Worse, it means that if they did vote my stuff up with the intention of me being rewarded for providing them something that they liked – the mechanics of the game say that they're playing it wrong. That's not how to get maximum reward out of the system.
From my perspective, that's very sad.
Maybe I spend a lot more time thinking about how to create sets of rules that people want to play with, but it certainly not incomprehensible to me that a set of mechanics could be put together which incentivizes an individual engaging with the platform in ways that rewards them with things other than bigger numbers that they want. To do that, it takes an effort to understand what else they might want.
The current population of Steemit? Most of them just want bigger numbers. And that's all.
It's no great mystery.
It is quite sad.
I think you've got some decent objections. Maybe you should write it up as a post on its own?

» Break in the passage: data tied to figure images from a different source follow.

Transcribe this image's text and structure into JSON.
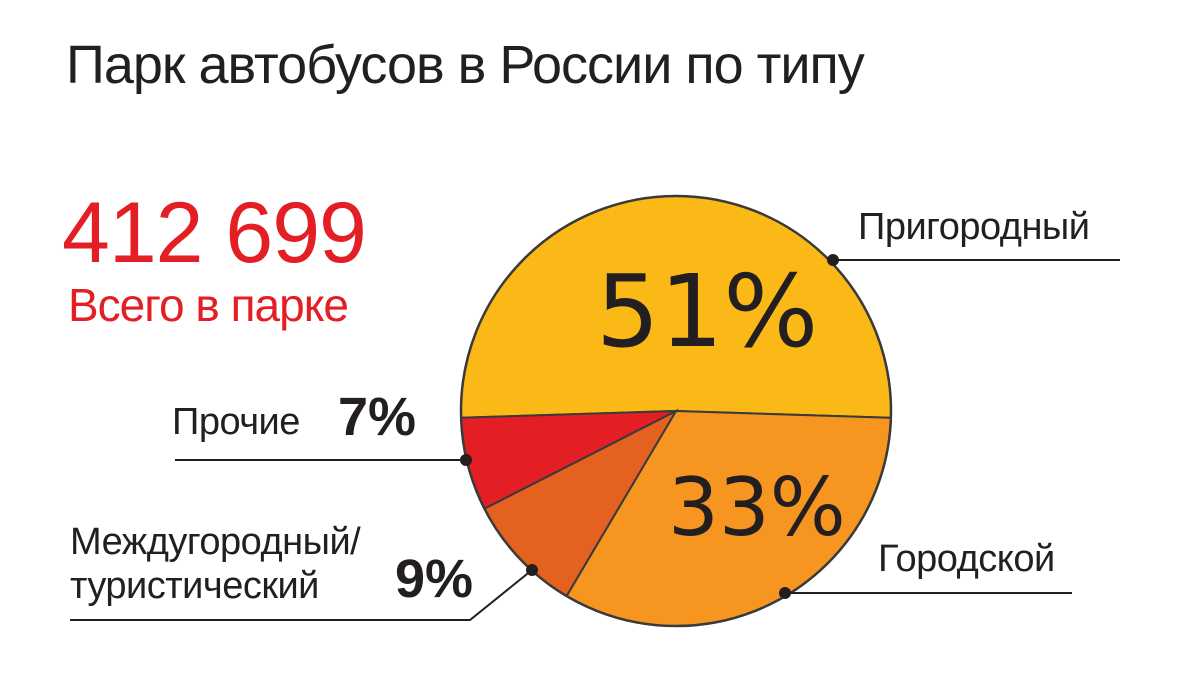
{
  "chart_data": {
    "type": "pie",
    "title": "Парк автобусов в России по типу",
    "total": "412 699",
    "total_label": "Всего в парке",
    "categories": [
      "Пригородный",
      "Городской",
      "Междугородный/\nтуристический",
      "Прочие"
    ],
    "values": [
      51,
      33,
      9,
      7
    ],
    "value_labels": [
      "51%",
      "33%",
      "9%",
      "7%"
    ],
    "colors": [
      "#fbb917",
      "#f6951f",
      "#e4611f",
      "#e31e24"
    ]
  }
}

I think bots are a fact of life. Perhaps so much so that they ought to just be built-in to the system and integrated. No matter what algorithm you can come up with, someone will find a way to game it. The only way to win is not to play.
The way bots work is that they auto-upvote posts after 'x' delay from authors x, y, and z. (There may be other ways, but those are the ones I know about). What if you just say "the people I follow automatically get upvoted?" I dunno, maybe that makes the world worse.
The thing that worries me is that the number of ways to maliciously game curation awards is high, and the number of ways to do it relatively trivially is still pretty high.
I don't know the solutions for that, but you've definitely started me thinking.